Moving in the right direction?
With the formation of the Rangarajan committee last year, set up to review pricing and fiscal terms, it seemed the government was serious about finding a solution to attract much needed investment from technically savvy IOCs.
But that optimism faded earlier this year, when the committee’s proposals, which included lifting gas prices to around $8/million Btu, stalled, following protests from producers and consumers, as well as various government ministries.
The proposed pricing formula takes the average netback price of imported LNG at the wellhead of exporting countries over a 12-month period coupled with prices from three international pricing hubs, the US Henry Hub, UK National Balancing Point and netback prices at source of LNG supplies into Japan, to arrive at the final price of gas in India. Critics say that the overly complex formula has no relevance to domestic gas pricing.

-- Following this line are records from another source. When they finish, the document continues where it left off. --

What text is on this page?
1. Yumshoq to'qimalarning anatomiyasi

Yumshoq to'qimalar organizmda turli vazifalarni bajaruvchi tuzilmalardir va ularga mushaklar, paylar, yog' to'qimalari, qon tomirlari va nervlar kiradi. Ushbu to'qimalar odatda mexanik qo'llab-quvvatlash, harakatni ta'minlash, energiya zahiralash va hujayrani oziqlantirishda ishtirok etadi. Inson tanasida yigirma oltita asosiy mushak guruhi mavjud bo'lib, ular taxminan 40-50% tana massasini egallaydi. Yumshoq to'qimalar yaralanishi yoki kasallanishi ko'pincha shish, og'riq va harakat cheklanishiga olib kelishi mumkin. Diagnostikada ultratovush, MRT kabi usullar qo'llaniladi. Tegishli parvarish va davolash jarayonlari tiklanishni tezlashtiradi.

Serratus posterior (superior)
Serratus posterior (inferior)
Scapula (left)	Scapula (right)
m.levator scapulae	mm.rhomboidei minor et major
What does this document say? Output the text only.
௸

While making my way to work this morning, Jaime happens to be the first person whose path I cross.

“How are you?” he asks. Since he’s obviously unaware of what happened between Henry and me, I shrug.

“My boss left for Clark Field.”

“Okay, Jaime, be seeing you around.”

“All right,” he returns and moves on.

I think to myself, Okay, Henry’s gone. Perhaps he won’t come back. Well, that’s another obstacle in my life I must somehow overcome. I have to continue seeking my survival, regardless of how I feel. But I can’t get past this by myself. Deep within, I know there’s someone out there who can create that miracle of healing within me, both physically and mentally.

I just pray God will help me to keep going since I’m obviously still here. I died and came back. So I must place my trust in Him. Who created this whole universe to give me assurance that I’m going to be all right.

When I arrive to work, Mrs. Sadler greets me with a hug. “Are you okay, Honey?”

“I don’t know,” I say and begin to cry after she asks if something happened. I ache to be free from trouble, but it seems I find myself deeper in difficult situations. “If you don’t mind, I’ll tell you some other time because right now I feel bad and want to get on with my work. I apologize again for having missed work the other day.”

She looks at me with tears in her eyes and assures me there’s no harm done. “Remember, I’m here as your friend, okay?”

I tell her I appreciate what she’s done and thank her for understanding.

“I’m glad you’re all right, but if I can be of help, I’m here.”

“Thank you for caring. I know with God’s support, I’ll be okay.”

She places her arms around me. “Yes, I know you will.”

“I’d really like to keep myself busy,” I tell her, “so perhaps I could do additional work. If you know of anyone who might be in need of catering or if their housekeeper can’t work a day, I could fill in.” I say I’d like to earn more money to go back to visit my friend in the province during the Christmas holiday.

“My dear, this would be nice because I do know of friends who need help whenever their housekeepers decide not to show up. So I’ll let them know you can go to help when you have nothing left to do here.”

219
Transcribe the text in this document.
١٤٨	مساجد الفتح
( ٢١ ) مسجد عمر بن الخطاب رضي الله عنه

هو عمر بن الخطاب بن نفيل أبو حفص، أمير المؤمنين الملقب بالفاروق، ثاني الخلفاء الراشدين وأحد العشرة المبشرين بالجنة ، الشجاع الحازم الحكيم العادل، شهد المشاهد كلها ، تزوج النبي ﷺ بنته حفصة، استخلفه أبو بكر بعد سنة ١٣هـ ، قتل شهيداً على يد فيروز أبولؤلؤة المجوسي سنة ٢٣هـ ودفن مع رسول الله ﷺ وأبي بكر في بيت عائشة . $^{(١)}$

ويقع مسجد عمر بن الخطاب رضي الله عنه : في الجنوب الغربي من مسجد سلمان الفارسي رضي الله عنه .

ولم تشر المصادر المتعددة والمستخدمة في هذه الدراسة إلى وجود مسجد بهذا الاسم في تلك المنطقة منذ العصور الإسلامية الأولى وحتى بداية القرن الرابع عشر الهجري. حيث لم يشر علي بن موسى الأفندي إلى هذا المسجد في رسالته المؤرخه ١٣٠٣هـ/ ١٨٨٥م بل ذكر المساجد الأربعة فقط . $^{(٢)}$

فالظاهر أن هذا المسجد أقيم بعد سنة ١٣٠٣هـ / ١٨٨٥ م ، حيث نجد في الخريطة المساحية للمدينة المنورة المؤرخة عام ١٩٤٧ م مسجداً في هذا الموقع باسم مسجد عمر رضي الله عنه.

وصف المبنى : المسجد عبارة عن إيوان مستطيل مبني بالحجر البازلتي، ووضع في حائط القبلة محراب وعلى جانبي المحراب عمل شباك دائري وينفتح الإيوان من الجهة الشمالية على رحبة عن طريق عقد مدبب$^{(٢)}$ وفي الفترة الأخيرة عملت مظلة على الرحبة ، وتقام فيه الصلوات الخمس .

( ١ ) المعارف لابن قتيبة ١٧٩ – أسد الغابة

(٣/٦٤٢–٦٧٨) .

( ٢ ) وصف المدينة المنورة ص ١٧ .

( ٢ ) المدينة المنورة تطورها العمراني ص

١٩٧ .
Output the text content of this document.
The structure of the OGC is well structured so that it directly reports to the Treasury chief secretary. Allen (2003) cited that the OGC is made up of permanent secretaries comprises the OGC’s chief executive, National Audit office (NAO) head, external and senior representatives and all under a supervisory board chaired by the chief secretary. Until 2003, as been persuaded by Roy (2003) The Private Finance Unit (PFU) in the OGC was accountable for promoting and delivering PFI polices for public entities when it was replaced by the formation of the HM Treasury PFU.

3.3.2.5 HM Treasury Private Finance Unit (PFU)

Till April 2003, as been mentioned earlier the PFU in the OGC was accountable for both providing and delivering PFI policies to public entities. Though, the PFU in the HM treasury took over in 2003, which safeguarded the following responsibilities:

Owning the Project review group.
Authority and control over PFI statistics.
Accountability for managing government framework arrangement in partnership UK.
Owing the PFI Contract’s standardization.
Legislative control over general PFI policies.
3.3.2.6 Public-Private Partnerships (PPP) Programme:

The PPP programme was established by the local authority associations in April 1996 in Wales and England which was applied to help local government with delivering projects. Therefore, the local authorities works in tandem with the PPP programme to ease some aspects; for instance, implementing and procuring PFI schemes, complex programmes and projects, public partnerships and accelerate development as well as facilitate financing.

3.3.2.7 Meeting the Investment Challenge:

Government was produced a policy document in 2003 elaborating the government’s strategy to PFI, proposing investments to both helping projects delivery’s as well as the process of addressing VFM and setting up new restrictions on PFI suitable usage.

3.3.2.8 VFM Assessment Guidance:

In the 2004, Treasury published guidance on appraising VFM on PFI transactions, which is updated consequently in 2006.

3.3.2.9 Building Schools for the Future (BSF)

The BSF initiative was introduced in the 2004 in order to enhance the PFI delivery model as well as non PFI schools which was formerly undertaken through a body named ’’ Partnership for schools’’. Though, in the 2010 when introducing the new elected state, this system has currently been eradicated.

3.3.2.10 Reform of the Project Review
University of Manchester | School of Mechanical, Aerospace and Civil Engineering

While the Confederation of Indian Industry (CII), whose members include Reliance, ONGC, Cairn, BP and Shell, want prices to be benchmarked to imported LNG, currently selling at around $16/m Btu into India on a spot basis.
Sashi Mukundan, head of BP in India, said the proposed pricing mechanism did not deliver a market price as promised in the New Exploration and Licensing Policy (Nelp) and that it would be unlikely to incentivise investments in technically challenging areas or high-risk exploration. “Ultimately, what is critically important is, over the next five years, to have a clear transition plan to either a free-market pricing system or to LNG parity in the absence of gas-on-gas competition,” Mukundan said in response to the Rangarajan proposals in February.
This stance is understandable. BP has a 30% stake in at least 10 mostly deep-water blocks, while its downstream joint venture with Reliance will source and market natural gas. On the other hand, consumers from the fertiliser and power generation sectors, which pay around $4/m Btu for gas, say the proposed price is unaffordable.
Subsequently, a new committee has been formed to review the Rangarajan findings with a final decision not expected until the end of the year.
For Patel, it’s now a question of intent. “Is the government really taking prudent steps or simply just delaying the reforms, which were expected to take effect earlier this year”.
Analysts say the market can absorb prices of around $8-9/m Btu without the government shouldering heavy subsidies. But aside from pricing, proposed changes to the fiscal structure have also drawn criticism from producers.
New Delhi is proposing to remove cost recovery terms from PSCs in favour of a more complicated system based on revenue sharing and production.
The government believes Reliance has inflated costs at D6, which eroded the government take. Consequently the oil ministry is backing the fiscal proposal, which would maximise its revenues. But Patel, says that by trying to protect itself the government might do even more damage to the industry and its coffers.
The move is widely seen as counter productive, as a cost recovery element is crucial to lure operators, especially in the deep waters where risks are higher.
For now though, action in the deep waters remains stagnant. Aside from fiscal uncertainty deterring new entrants, much of the licensed deep-water acreage is yet to be explored, largely due to a complex web of bureaucracy.
BG Group and BHP have both seen their operations stalled in the Western basins as the ministry of defence has raised objections. BP has also been affected to a lesser extent.
Eni is present too, but the Italian major is seeking to relinquish its deep-water Andaman basin blocks, mostly because of poor prospectivity.
For now it’s far from clear just how prospective India’s deep-waters are or when its discovered gas, deemed uneconomic for the time being will be developed. But streamlining policy, as well as offering stability in the decision making process, would go a long way to encouraging existing investors and new entrants alike.
Until such time, India will continue paying the price for costly energy imports.